她分开腿,他慢慢挤进来,方清宁满足地叹口气,看着Mark浅插几下,往里送到深处,探手去拿跳蛋,这一系列动作带来的角度变化,龟头也跟着几次碾过花心,好胀,真是根好肉棒,找服务真好啊,什么都不用做,躺着享受就可以了,嗯……而且还能看体检报告,那些所谓霸总优质男,看不了报告还不如高级伴游放心……动起来了,好舒服,每一下都……
方清宁自己花钱的时候就喜欢躺着享受,骚话当然也是不说的,不过她不是太难搞的客户,Mark抽送的力道有点不对,她也没有发作,反而夹了他一下,蠕动着把他往里含,他受到刺激,速度陡然加快,几乎有些粗暴,但同时还在眼帘后观察她的反应,还在学习模式。
应该明确说出哪里不足,但她懒得开口,因为只知道怎么不对,不知道怎么是对的,就这样能吃饱也行。
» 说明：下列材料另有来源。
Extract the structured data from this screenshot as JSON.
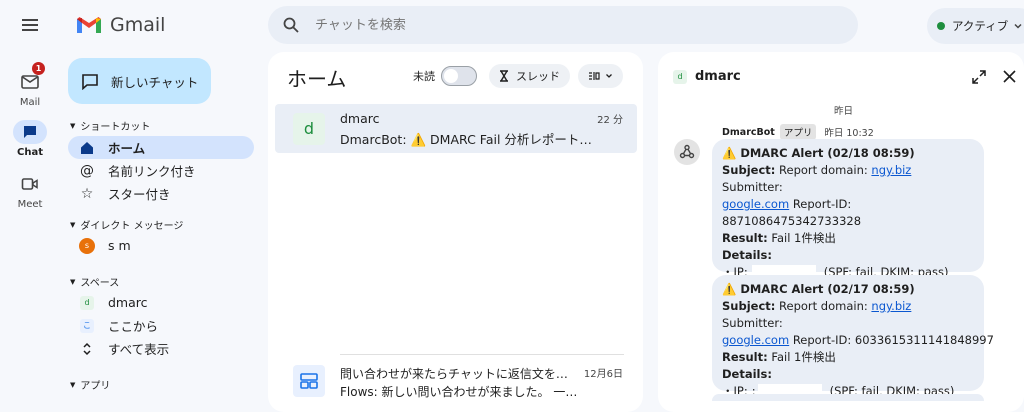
{
  "app": {
    "name": "Gmail"
  },
  "search": {
    "placeholder": "チャットを検索"
  },
  "status": {
    "label": "アクティブ",
    "color": "#1e8e3e"
  },
  "rail": [
    {
      "label": "Mail",
      "badge": "1"
    },
    {
      "label": "Chat"
    },
    {
      "label": "Meet"
    }
  ],
  "new_chat": {
    "label": "新しいチャット"
  },
  "nav": {
    "shortcuts_header": "ショートカット",
    "home": "ホーム",
    "mentions": "名前リンク付き",
    "starred": "スター付き",
    "dm_header": "ダイレクト メッセージ",
    "dm_user": "s m",
    "dm_avatar": "s",
    "spaces_header": "スペース",
    "space1": "dmarc",
    "space1_icon": "d",
    "space2": "ここから",
    "space2_icon": "こ",
    "show_all": "すべて表示",
    "apps_header": "アプリ"
  },
  "home_panel": {
    "title": "ホーム",
    "unread_label": "未読",
    "thread_label": "スレッド",
    "items": [
      {
        "name": "dmarc",
        "icon": "d",
        "preview": "DmarcBot: ⚠️ DMARC Fail 分析レポート…",
        "time": "22 分"
      },
      {
        "name": "問い合わせが来たらチャットに返信文を…",
        "preview": "Flows: 新しい問い合わせが来ました。 一…",
        "time": "12月6日"
      }
    ]
  },
  "chat_panel": {
    "title": "dmarc",
    "title_icon": "d",
    "date_divider": "昨日",
    "sender": "DmarcBot",
    "sender_tag": "アプリ",
    "sent_time": "昨日 10:32",
    "messages": [
      {
        "title": "⚠️ DMARC Alert (02/18 08:59)",
        "subject_label": "Subject:",
        "subject_text": "Report domain:",
        "domain": "ngy.biz",
        "submitter_label": "Submitter:",
        "submitter": "google.com",
        "report_id_label": "Report-ID:",
        "report_id": "8871086475342733328",
        "result_label": "Result:",
        "result": "Fail 1件検出",
        "details_label": "Details:",
        "ip_prefix": "・IP:",
        "ip_result": "(SPF: fail, DKIM: pass)"
      },
      {
        "title": "⚠️ DMARC Alert (02/17 08:59)",
        "subject_label": "Subject:",
        "subject_text": "Report domain:",
        "domain": "ngy.biz",
        "submitter_label": "Submitter:",
        "submitter": "google.com",
        "report_id_label": "Report-ID:",
        "report_id": "6033615311141848997",
        "result_label": "Result:",
        "result": "Fail 1件検出",
        "details_label": "Details:",
        "ip_prefix": "・IP:",
        "ip_prefix_tail": ":",
        "ip_result": "(SPF: fail, DKIM: pass)"
      }
    ]
  }
}
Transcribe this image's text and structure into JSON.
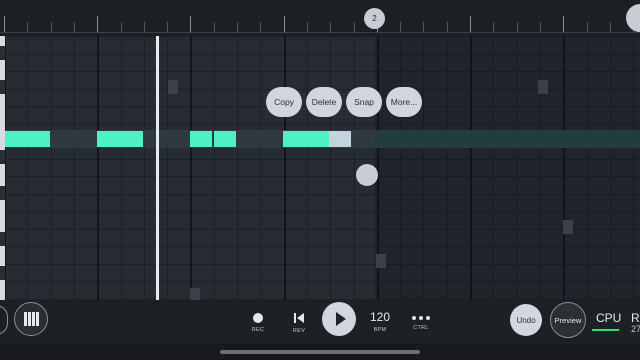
{
  "ruler": {
    "bar_marker": "2"
  },
  "context_menu": {
    "items": [
      "Copy",
      "Delete",
      "Snap",
      "More..."
    ]
  },
  "transport": {
    "rec_label": "REC",
    "rev_label": "REV",
    "bpm_value": "120",
    "bpm_label": "BPM",
    "ctrl_label": "CTRL"
  },
  "right_controls": {
    "undo_label": "Undo",
    "preview_label": "Preview",
    "cpu_label": "CPU",
    "cpu_level": 0.95,
    "r_label": "R",
    "r_value": "27"
  },
  "colors": {
    "note": "#4ff0c6",
    "selected_note": "#c4d3dc",
    "cpu_meter": "#45d96b"
  },
  "icons": [
    "record-icon",
    "rewind-icon",
    "play-icon",
    "more-dots-icon",
    "piano-keys-icon"
  ]
}
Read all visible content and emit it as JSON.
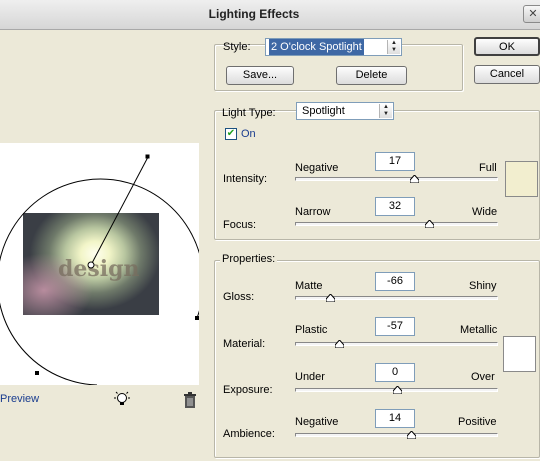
{
  "window": {
    "title": "Lighting Effects"
  },
  "style": {
    "label": "Style:",
    "value": "2 O'clock Spotlight",
    "save_label": "Save...",
    "delete_label": "Delete"
  },
  "buttons": {
    "ok_label": "OK",
    "cancel_label": "Cancel"
  },
  "light_type": {
    "label": "Light Type:",
    "value": "Spotlight",
    "on_label": "On",
    "on_checked": true
  },
  "intensity": {
    "label": "Intensity:",
    "min_label": "Negative",
    "max_label": "Full",
    "value": "17",
    "level": 0.585
  },
  "focus": {
    "label": "Focus:",
    "min_label": "Narrow",
    "max_label": "Wide",
    "value": "32",
    "level": 0.66
  },
  "light_color": "#f2eecf",
  "properties": {
    "title": "Properties:",
    "gloss": {
      "label": "Gloss:",
      "min_label": "Matte",
      "max_label": "Shiny",
      "value": "-66",
      "level": 0.17
    },
    "material": {
      "label": "Material:",
      "min_label": "Plastic",
      "max_label": "Metallic",
      "value": "-57",
      "level": 0.215
    },
    "exposure": {
      "label": "Exposure:",
      "min_label": "Under",
      "max_label": "Over",
      "value": "0",
      "level": 0.5
    },
    "ambience": {
      "label": "Ambience:",
      "min_label": "Negative",
      "max_label": "Positive",
      "value": "14",
      "level": 0.57
    },
    "ambient_color": "#ffffff"
  },
  "preview": {
    "checkbox_label": "Preview",
    "image_text": "design",
    "light_bulb_icon": "light-bulb-icon",
    "trash_icon": "trash-icon"
  }
}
她顶了一下胸脯,Mark把跳蛋按上来固定住,开了很低的档,后穴的假阳具也开始震动,他缓了一下,等方清宁适应了就开始抽送,龟头太坏了,专往她的花心磨。
方清宁就是石女,这么玩也该受不了了,更何况她很贪吃,四管其下,这刺激让她彻底起兴,几乎是强行把高潮从小腹里扯了出来,她的腰反弓起来,急急地娇哼出声,“快点,用力,用力我要到了,我要到了——”
高潮已在建筑,但,但还是少了点什么,没到极乐,让她更加焦急暴躁,干脆翻身压在Mark身上,自己顶着痒处重磨,还差一点,不是这样,不是这样。
她急得想要扇身下那男人一耳光,他还有些得意,得意个屁,不是因为你活太好我才自己动,是因为尼玛活不行我才在自己动——
就差那么一点的时候,任谁都会极度暴躁,方清宁又亢奋又不满,忍着骂人的冲动,这好像会构成职场霸凌——
清脆的手机铃声突然响起来,陈意泽的名字闪烁在屏幕上方,光是看到小头像,她小腹就是一酸,方清宁忍不住骂了一句脏话,脑子快速转动起来,可能因为亢奋,比平时还更敏捷,这个电话必须接,她现在还没到睡觉时间,而且陈意泽肯定是来问欧洲的,本来就不开心,不能受更多刺激。
这不是小黄片情节吗!含着情人的鸡巴听老公的电话……
她的小穴一下收紧,绞得Mark闷哼起来,方清宁也觉得阴道开始抽搐,但她不愿现在就高潮,她要听陈意泽的声音,陈意泽那低沉悦耳应该去录男喘的声音叫她的名字,叫她欠操的小母狗……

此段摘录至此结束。